Cette jurisprudence parait tout à fait tranposable au cas d’un résident fiscal français percevant des dividendes ou revenus de capitaux mobiliers, des droits d’auteur, redevances ou royalties de source étrangère donnant lieu dans le pays de la source à une retenue à la source qui peut être réduite ou exonérée par l’effet des dispositions de la convention fiscale applicable et dont l’exonération ou la réduction est conditionnée par la délivrance d’un certificat de résidence fiscale par l’administration fiscale française.
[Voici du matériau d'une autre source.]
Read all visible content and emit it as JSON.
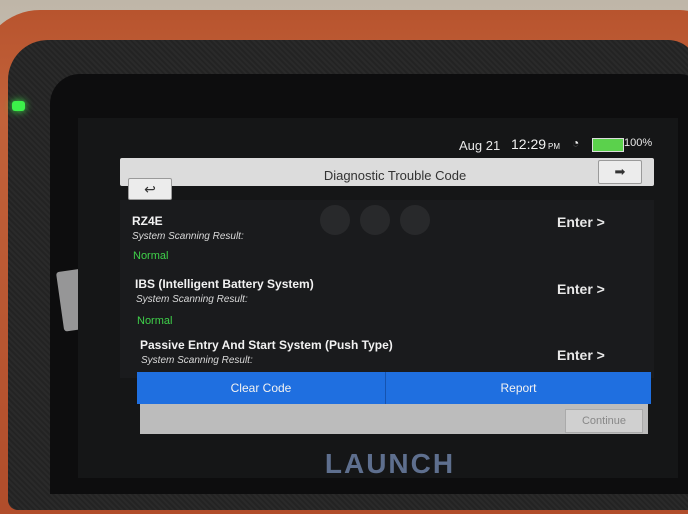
{
  "status_bar": {
    "date": "Aug 21",
    "time": "12:29",
    "ampm": "PM",
    "battery": "100%"
  },
  "header": {
    "title": "Diagnostic Trouble Code",
    "back_icon": "back-arrow-icon",
    "exit_icon": "exit-icon"
  },
  "systems": [
    {
      "name": "RZ4E",
      "sub": "System Scanning Result:",
      "status": "Normal",
      "enter": "Enter >"
    },
    {
      "name": "IBS (Intelligent Battery System)",
      "sub": "System Scanning Result:",
      "status": "Normal",
      "enter": "Enter >"
    },
    {
      "name": "Passive Entry And Start System (Push Type)",
      "sub": "System Scanning Result:",
      "status": "",
      "enter": "Enter >"
    }
  ],
  "actions": {
    "clear": "Clear Code",
    "report": "Report",
    "continue": "Continue"
  },
  "brand": "LAUNCH",
  "colors": {
    "accent": "#1f6fe0",
    "status_normal": "#3fd14a"
  }
}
Dans l’hypothèse où le contribuable n’aurait pas pu bénéficier de l’exonéoration prévue par la convention ou de la réduction du taux de l’impôt payé dans le pays de la source, en raison du défaut ou du retard de délivrance d’un certificat de résidence imputable à l’administration française, la faute ainsi commise pourrait justifier une action indemnitaire contre l’Etat.
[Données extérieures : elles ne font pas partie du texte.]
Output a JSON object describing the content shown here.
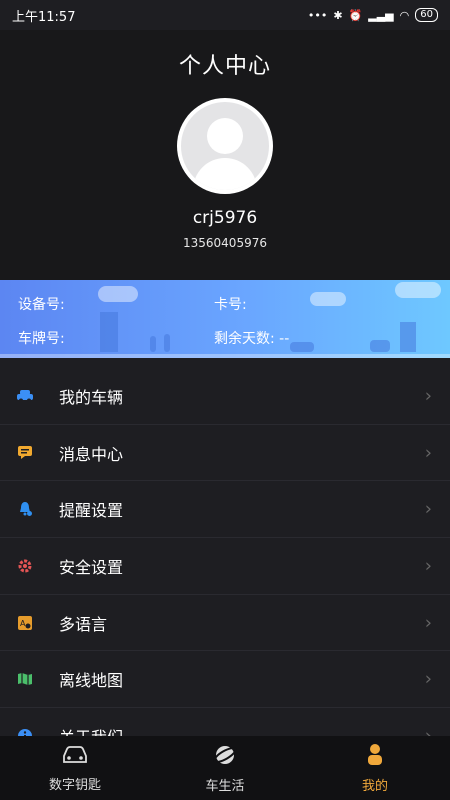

L’action indemnitaire est ouverture aux résidents comme aux non-résidents, aux particuliers comme aux entreprises et sociétés.
- L’action indemnitaire contre l’Etat en cas de faute de l’administration fiscale est une procédure souvent méconnue du contribuable résident ou non-résident lésé, alors que l’enjeux financier peut parfois être significatif
Les actions indemnitaires peuvent représenter des enjeux financiers significatifs, tant pour les contribuables que pour l’État. Cette évolution incite l’administration fiscale à renforcer sa vigilance, tandis que les contribuables disposent d’un levier juridique plus accessible pour obtenir réparation.
- Comment procéder
En cas de faute commise par l’administration fiscale ayant entrainé un préjudice financier indemnisable, votre avocat vous accompagne pour étudier et préparer votre dossier en réparation et vous accompagne sur toute la procédure contentieuse indemnitaire :
· rédaction d’une réclamation indemnitaire préalable auprès de l’administration,
· et en cas de refus (décision explicite ou implicite), la juridiction administrative est saisie d’une action indemnitaire.